Last December, he returned to Bosnia and visited the first tent encampment near Gorazde. He is once again in Bosnia, and his next assignment will be to cover the fifth anniversary of the infamous July 11, 1995, massacre at Srebrenica.

We will also be running a three-part ‘miniseries’ on Bosnian women, written by Elissa Helms. Elissa is an associate of the Advocacy Project who is writing a doctoral thesis on the world-famous women’s group Medica, based in Zenica.

Subscribers can read will be able to read the entire series of Peter’s 1999 reports on Bosnian refugees, together with photos, on our new website, which will be posted next month.

*

THE YEAR OF NOW OR NEVER

The year 1999 was proclaimed as the second ‘Year of Return’ for Bosnia’s refugees and displaced people. It turned out to be a year of mixed results.

NATO’s intervention in Yugoslavia created great tension in the Serb-controlled entity of Bosnia, the Republika Srpska (RS), and this disrupted the return of refugees to the RS. But later in the year, after the crisis in Kosovo receded, the pace of returns picked up again. Cracks even began to appear in the notorious ‘black holes’ of southeast Bosnia –Foca, Gacko, and Srebrenica.

The main obstacle to return in the first two years after Dayton was violence. Low-level terrorism has certainly continued. For example, a Muslim member of the Srebrenica municipal council was stabbed last October, and returnees have also been assaulted in Bijeljina, Bratunac, Capljina, and other locations.

Generally speaking, however, physical attacks have given way to other forms of obstruction. One example is the near-universal bureaucratic stonewalling, or ‘ethnic cleansing at the office counter’ described in previous dispatches of this series. The Office of the High Representative of the international community in Bosnia has intensified legal efforts to put an end to it.

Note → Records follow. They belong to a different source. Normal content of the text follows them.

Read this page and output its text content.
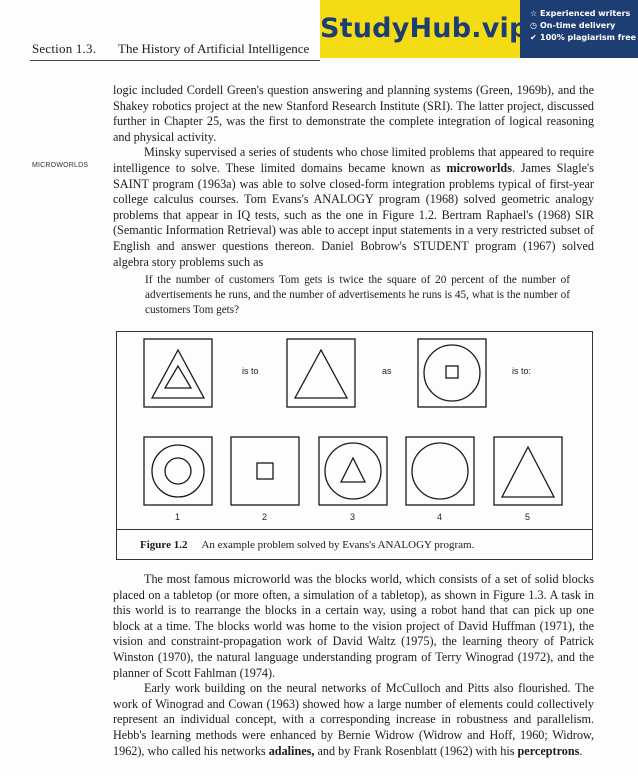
Section 1.3. The History of Artificial Intelligence
StudyHub.vip ☆ Experienced writers
◷ On-time delivery
✔ 100% plagiarism free
MICROWORLDS

logic included Cordell Green's question answering and planning systems (Green, 1969b), and the Shakey robotics project at the new Stanford Research Institute (SRI). The latter project, discussed further in Chapter 25, was the first to demonstrate the complete integration of logical reasoning and physical activity.

Minsky supervised a series of students who chose limited problems that appeared to require intelligence to solve. These limited domains became known as microworlds. James Slagle's SAINT program (1963a) was able to solve closed-form integration problems typical of first-year college calculus courses. Tom Evans's ANALOGY program (1968) solved geometric analogy problems that appear in IQ tests, such as the one in Figure 1.2. Bertram Raphael's (1968) SIR (Semantic Information Retrieval) was able to accept input statements in a very restricted subset of English and answer questions thereon. Daniel Bobrow's STUDENT program (1967) solved algebra story problems such as

If the number of customers Tom gets is twice the square of 20 percent of the number of advertisements he runs, and the number of advertisements he runs is 45, what is the number of customers Tom gets?
is to	as	is to:
1	2	3	4	5
Figure 1.2 An example problem solved by Evans's ANALOGY program.

The most famous microworld was the blocks world, which consists of a set of solid blocks placed on a tabletop (or more often, a simulation of a tabletop), as shown in Figure 1.3. A task in this world is to rearrange the blocks in a certain way, using a robot hand that can pick up one block at a time. The blocks world was home to the vision project of David Huffman (1971), the vision and constraint-propagation work of David Waltz (1975), the learning theory of Patrick Winston (1970), the natural language understanding program of Terry Winograd (1972), and the planner of Scott Fahlman (1974).

Early work building on the neural networks of McCulloch and Pitts also flourished. The work of Winograd and Cowan (1963) showed how a large number of elements could collectively represent an individual concept, with a corresponding increase in robustness and parallelism. Hebb's learning methods were enhanced by Bernie Widrow (Widrow and Hoff, 1960; Widrow, 1962), who called his networks adalines, and by Frank Rosenblatt (1962) with his perceptrons.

Bosnia’s poor economy creates another major disincentive to return. One analysis released at the end of last year found that about 800,000 Bosnians were unemployed, and that only 160,000 Bosnians were gainfully employed. To make matters worse, as many as half of these jobs could be lost by the upcoming privatization of large state-owned firms. Almost half of those currently registered as unemployed are unskilled workers.

The economic infrastructure is in shambles, and the national debt is close to $1.75 billion dollars. This debt is exacerbated by pervasive corruption: hundreds of millions of dollars are lost each year to smuggling and lax customs control.

To make matters worse, international donor fatigue appears to be setting in. The UNHCR is finding it increasingly difficult to raise money for Bosnia, and most other international agencies have turned their attention toward Kosovo and other hot spots. After a meeting in Brussels of the Dayton Peace Implementation Council in late May, the High Representative of the international community in Bosnia, Wolfgang Petritsch, stated, ‘the world is tired of Bosnia.’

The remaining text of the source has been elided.